1911 Encyclopædia Britannica/Löwe, Johann Karl Gottfried
|←Lowe, Sir Hudson||1911 Encyclopædia Britannica, Volume 17
Löwe, Johann Karl Gottfried
|Lowell, Abbott Lawrence→|
|See also Johann Carl Gottfried Loewe on Wikipedia; and our 1911 Encyclopædia Britannica disclaimer.|
LÖWE, JOHANN KARL GOTTFRIED (1796-1869), German composer, was born at Löbejün, near Halle, on the 30th of November 1796, and was a choir-boy at Köthen from 1807 to 1809, when he went to the Franke Institute at Halle, studying music with Türk. The beauty of Lowe's voice brought him under the notice of Madame de Staël, who procured him a pension from Jérôme Bonaparte, then king of Westphalia; this stopped in 1813, on the flight of the king. He entered the University of Halle as a theological student, but was appointed cantor at Stettin in 1820, and director of the town music in 1821, in which year he married Julie von Jacob, who died in 1823. His second wife, Auguste Lange, was an accomplished singer, and they appeared together in his oratorio performances with great success. He retained his office at Stettin for 46 years, when, after a stroke of paralysis, he was somewhat summarily dismissed. He retired to Kiel, and died on the 20th of April 1869. He undertook many concert tours during his tenure of the post at Stettin, visiting Vienna, London, Sweden, Norway and Paris. His high soprano voice (he could sing the music of the “Queen of Night” in Die Zauberflöte as a boy) had developed into a fine tenor. Löwe was a voluminous composer, and wrote five operas, of which only one, Die drei Wünsche, was performed at Berlin in 1834, without much success; seventeen oratorios, many of them for male voices unaccompanied, or with short instrumental interludes only; choral ballads, cantatas, three string quartets, a pianoforte trio; a work for clarinet and piano, published posthumously; and some piano solos.

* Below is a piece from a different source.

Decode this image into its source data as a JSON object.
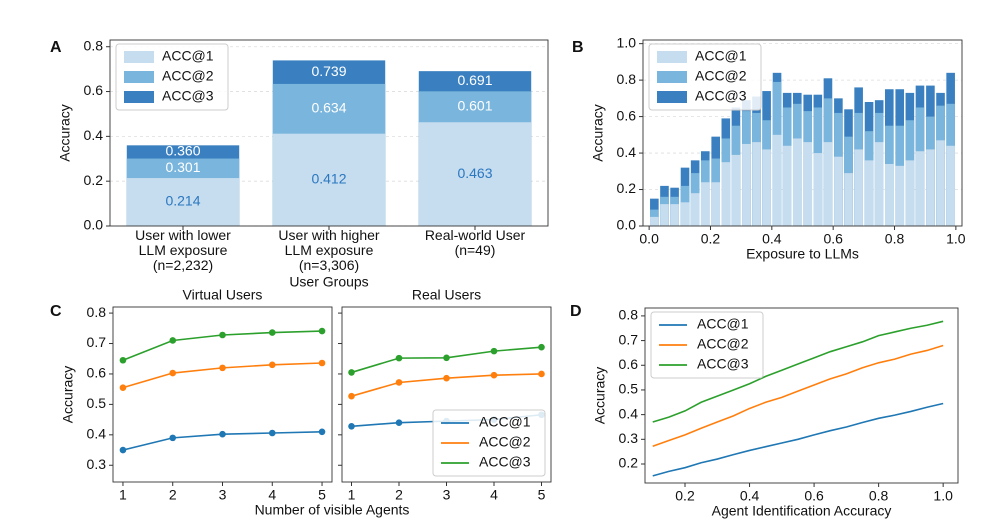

But the branch of his art by which he is remembered, and in which he must be admitted to have attained perfection, is the solo ballad with pianoforte accompaniment. His treatment of long narrative poems, in a clever mixture of the dramatic and lyrical styles, was undoubtedly modelled on the ballads of Zumsteeg, and has been copied by many composers since his day. His settings of the “Erlkönig” (a very early example), “Archibald Douglas,” “Heinrich der Vogler,” “Edward” and “Die Verfallene Mühle,” are particularly fine.